As the history of human civilization has unfolded, it has become clear that providing food security for fellow humans is one of the great moral issues of current times. One way to make food security sustainable is by having adequately trained farmers to take over from the retiring workforce of farmers in order to provide food and resources to people. National studies have found that fewer youth are educated as farmers by growing up on a farm. This has resulted in there being more responsibility put upon the private and public sectors to educate/train farmers, including colleges and universities.
This report evaluated how the University of Massachusetts – Amherst trains/educates farmers and evaluates how well the university provides future farmers with a well-rounded agricultural education. The main research question that this report seeks to answer is what policy interventions, if any, could strengthen the education and training that students receive. Four alternatives were presented: 1) Status Quo – no changes to the current system that is focused on classroom learning with some hands-on learning 2) Internal improvements by making the curriculum more well-rounded in regards to the three circle agricultural education model 3) Private Partnerships for educational opportunities and 4) Public Partnerships for educational opportunities. In order to assess these four alternatives 15 students and faculty members related to agriculture at UMass – Amherst were interviewed and external organizations were researched in order to recommend the best alternative.

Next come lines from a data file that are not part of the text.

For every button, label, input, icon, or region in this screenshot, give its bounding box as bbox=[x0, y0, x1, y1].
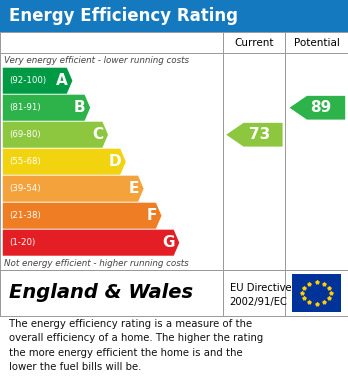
Text: A: A bbox=[56, 73, 68, 88]
Text: C: C bbox=[92, 127, 103, 142]
Text: (39-54): (39-54) bbox=[9, 184, 41, 193]
Polygon shape bbox=[3, 68, 72, 94]
Text: Not energy efficient - higher running costs: Not energy efficient - higher running co… bbox=[4, 258, 189, 267]
Text: England & Wales: England & Wales bbox=[9, 283, 193, 303]
Text: (1-20): (1-20) bbox=[9, 238, 35, 247]
Text: 89: 89 bbox=[310, 100, 332, 115]
Text: F: F bbox=[146, 208, 157, 223]
Text: (92-100): (92-100) bbox=[9, 76, 46, 85]
Text: (55-68): (55-68) bbox=[9, 157, 41, 166]
Polygon shape bbox=[3, 176, 144, 202]
Polygon shape bbox=[290, 96, 345, 120]
Text: B: B bbox=[74, 100, 85, 115]
Text: 2002/91/EC: 2002/91/EC bbox=[230, 297, 287, 307]
Text: EU Directive: EU Directive bbox=[230, 283, 291, 293]
Text: (69-80): (69-80) bbox=[9, 130, 41, 139]
Text: Energy Efficiency Rating: Energy Efficiency Rating bbox=[9, 7, 238, 25]
Text: Potential: Potential bbox=[294, 38, 340, 48]
Text: 73: 73 bbox=[248, 127, 270, 142]
Polygon shape bbox=[226, 123, 283, 147]
Bar bbox=[292, 274, 341, 312]
Polygon shape bbox=[3, 149, 126, 175]
Text: Very energy efficient - lower running costs: Very energy efficient - lower running co… bbox=[4, 56, 189, 65]
Text: The energy efficiency rating is a measure of the
overall efficiency of a home. T: The energy efficiency rating is a measur… bbox=[9, 319, 263, 372]
Polygon shape bbox=[3, 122, 108, 148]
Polygon shape bbox=[3, 230, 179, 256]
Text: (21-38): (21-38) bbox=[9, 211, 41, 220]
Text: Current: Current bbox=[234, 38, 274, 48]
Text: D: D bbox=[108, 154, 121, 169]
Polygon shape bbox=[3, 203, 161, 229]
Text: (81-91): (81-91) bbox=[9, 103, 41, 112]
Text: G: G bbox=[162, 235, 174, 250]
Polygon shape bbox=[3, 95, 90, 121]
Text: E: E bbox=[128, 181, 139, 196]
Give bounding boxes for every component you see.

What this report found was that the University of Massachusetts – Amherst’s current agricultural curriculum could use improvement due to the agricultural curriculum having too much of a focus on classroom learning and not utilizing all of its available resources. The Stockbridge School of Agriculture UMass should work on internally improving their program in order to make their agricultural education curriculum more well-rounded to include more class offerings, better utilization of current resources and more experiential learning opportunities. While the most costly of the four alternatives, this alternative has good political feasibility as it is an alternative that the university is currently looking at. Partnerships could also be used within this context. However, this report found that outsourcing education to third party entities would be detrimental to the university as a stand-alone option.